Clinical studies were conducted on the partially implantable middle ear implant (MEI)or implantable hearing aid. In 23 out of 30 MEI-implanted ears the hearing level was improved by more than 20 dB. Twenty three implanted patients were utilizing the MEI, and the benefit of MEI was 1) no need of ear plugs,2) no acoustic feedback,3) quality sound transmission because of direct coupling, and 4) hearing improvement by MEI was better than conventional hearing aids especially in 4000 Hz. MEI was considered safe from the follow-up in these 30 cases since implantation, which revealed no complications such as elevation of bone conduction thresholds, vertigo, and acute inflammation. We recommend the middle ear implant or implantable hearing aid, under study, as a useful approach to a certain group of mixed hearing loss.

Implantation of Partially Implantable Hearing Aid of E-Type Surgical Methods and Results

The partially implantable hearing aid (PIHA) utilizing the piezoelectric bimorph ossicular vibrator reported here consists of two units, external and internal unit. The electlet microphone in the external unit converts sound signals into electrical signals which are fed into the external link coil after amplification. The outer link coil then excites transcutaneously the internal link coil by means of electromagnetic induction. The ossicular vibrator of piezoelectric bimorph is then activated by receiving electroacoustic signals from the internal link coil. Direct coupling of the vibrator to the stapes allows highly efficient transmission of acoustic signals to the inner ear. As a result the patients can hear the natural quality of sound without feed back, troubles due to occlusion of the external ear canal and fatigue.

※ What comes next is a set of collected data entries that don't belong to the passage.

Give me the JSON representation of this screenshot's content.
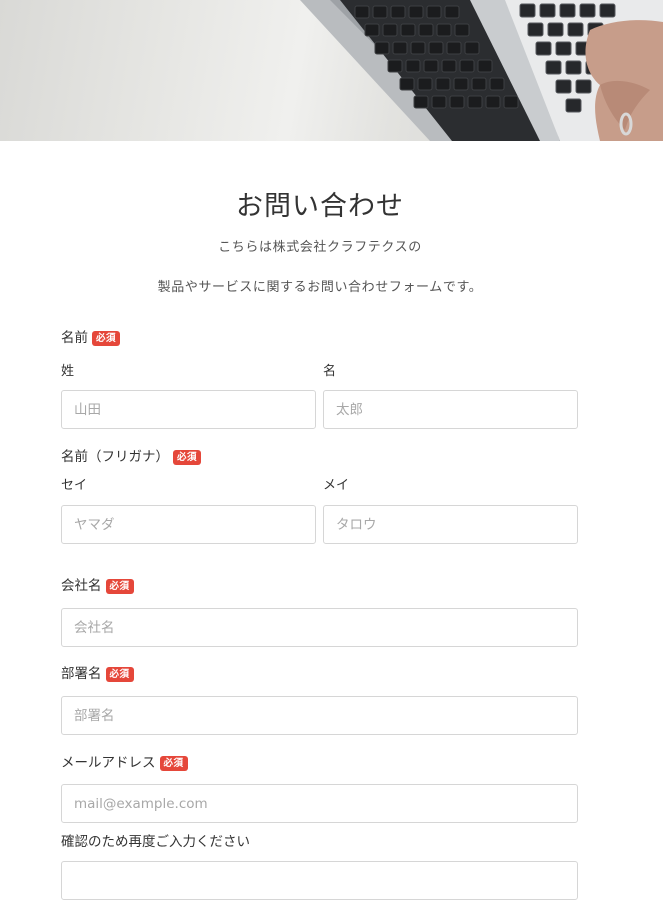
{
  "header": {
    "title": "お問い合わせ",
    "intro_line1": "こちらは株式会社クラフテクスの",
    "intro_line2": "製品やサービスに関するお問い合わせフォームです。"
  },
  "required_badge": "必須",
  "form": {
    "name": {
      "label": "名前",
      "last_label": "姓",
      "last_placeholder": "山田",
      "first_label": "名",
      "first_placeholder": "太郎"
    },
    "name_kana": {
      "label": "名前（フリガナ）",
      "last_label": "セイ",
      "last_placeholder": "ヤマダ",
      "first_label": "メイ",
      "first_placeholder": "タロウ"
    },
    "company": {
      "label": "会社名",
      "placeholder": "会社名"
    },
    "department": {
      "label": "部署名",
      "placeholder": "部署名"
    },
    "email": {
      "label": "メールアドレス",
      "placeholder": "mail@example.com"
    },
    "email_confirm": {
      "label": "確認のため再度ご入力ください",
      "placeholder": ""
    }
  },
  "colors": {
    "badge": "#e5473a",
    "border": "#d6d6d6",
    "placeholder": "#a8a8a8"
  }
}
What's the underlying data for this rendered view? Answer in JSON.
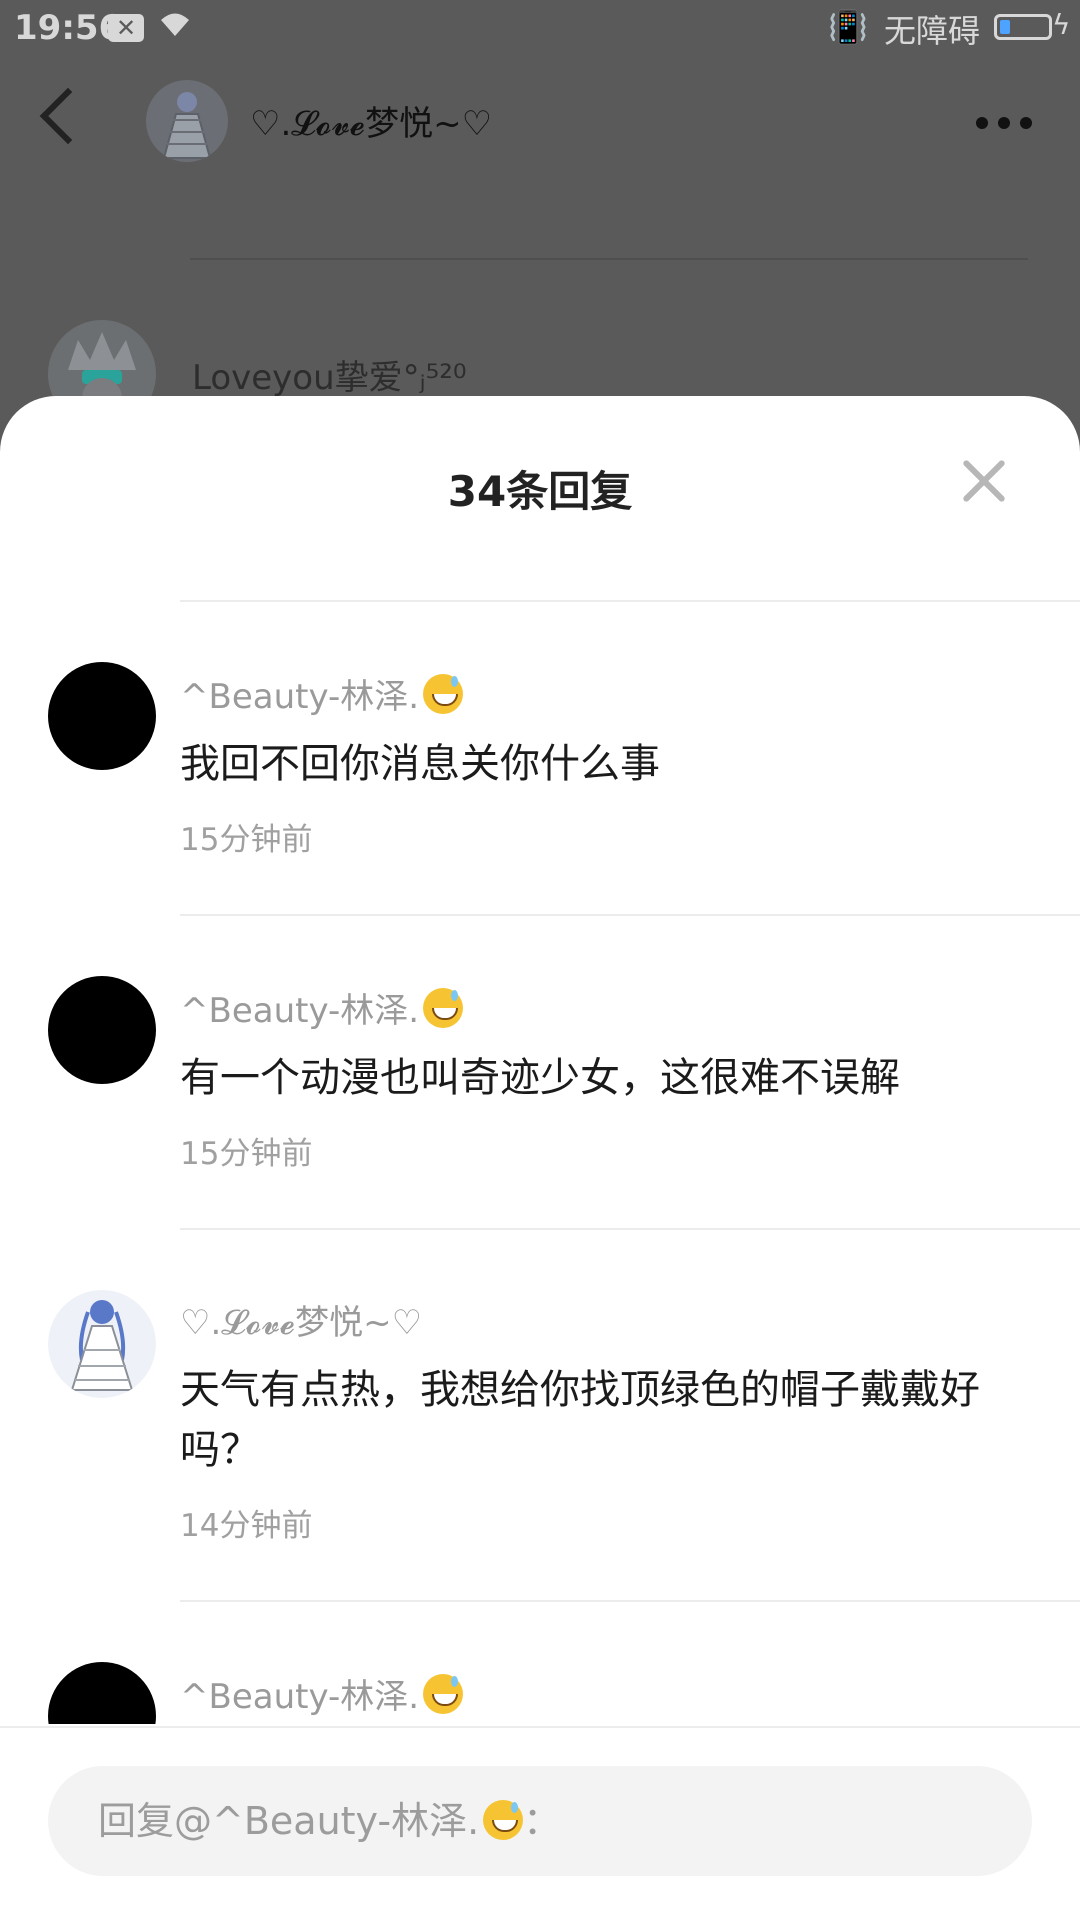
{
  "status_bar": {
    "time": "19:56",
    "network": "无障碍"
  },
  "background_page": {
    "header_title": "♡.𝓛𝓸𝓿𝓮梦悦~♡",
    "second_user": "Loveyou挚爱°ⱼ⁵²⁰"
  },
  "sheet": {
    "title": "34条回复",
    "replies": [
      {
        "name": "^Beauty-林泽.",
        "emoji": "sweat-smile-emoji",
        "text": "我回不回你消息关你什么事",
        "time": "15分钟前"
      },
      {
        "name": "^Beauty-林泽.",
        "emoji": "sweat-smile-emoji",
        "text": "有一个动漫也叫奇迹少女，这很难不误解",
        "time": "15分钟前"
      },
      {
        "name": "♡.𝓛𝓸𝓿𝓮梦悦~♡",
        "text": "天气有点热，我想给你找顶绿色的帽子戴戴好吗？",
        "time": "14分钟前"
      },
      {
        "name": "^Beauty-林泽.",
        "emoji": "sweat-smile-emoji",
        "text": "",
        "time": ""
      }
    ]
  },
  "reply_input": {
    "placeholder": "回复@^Beauty-林泽."
  },
  "colors": {
    "overlay_bg": "#5a5a5a",
    "sheet_bg": "#ffffff",
    "muted_text": "#9a9a9a",
    "input_bg": "#f3f3f3"
  }
}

The Ehime type internal component (E-type) was primarily designed to implant it using the intact canal wall technique preserving the posterior ear canal and the ear drum. This original technique is termed the type 1 implant operation. During the last four years we developed a surgical method which enables the device implantable in the ear missing the bony external auditory canal, the ear was previously operated on by a radical mastoidectomy. This new method of operation has been named the type 2 implant operation. Since the first time we applied the device to a patient in 1984, we have implanted the device into 34 patients. The types 1 and 2 operations were performed in 25 and 7 patients, respectively. In the remaining 2 patients, the device was implanted in the radical mastoid cavity under the tympanomeatal skin flap. In the first chapter, the methods of operation together with the indication and the preoperative cautions were described in detail. In the second chapter, the surgical results were described with respect to clinical advantages and audiological benefits. The overall success rate was 88%. The surgical failures included retroauricular skin atrophy in 4 patients, insufficient sensitivity in 2, disconnection between the vibrator and stapes in 2 and recurrence of cholesteatoma in 1. Among them, reimplantation was attempted in 4 patients with satisfactory result. Each problematic patient was reported. Prevention and countermeasures of the problems are described.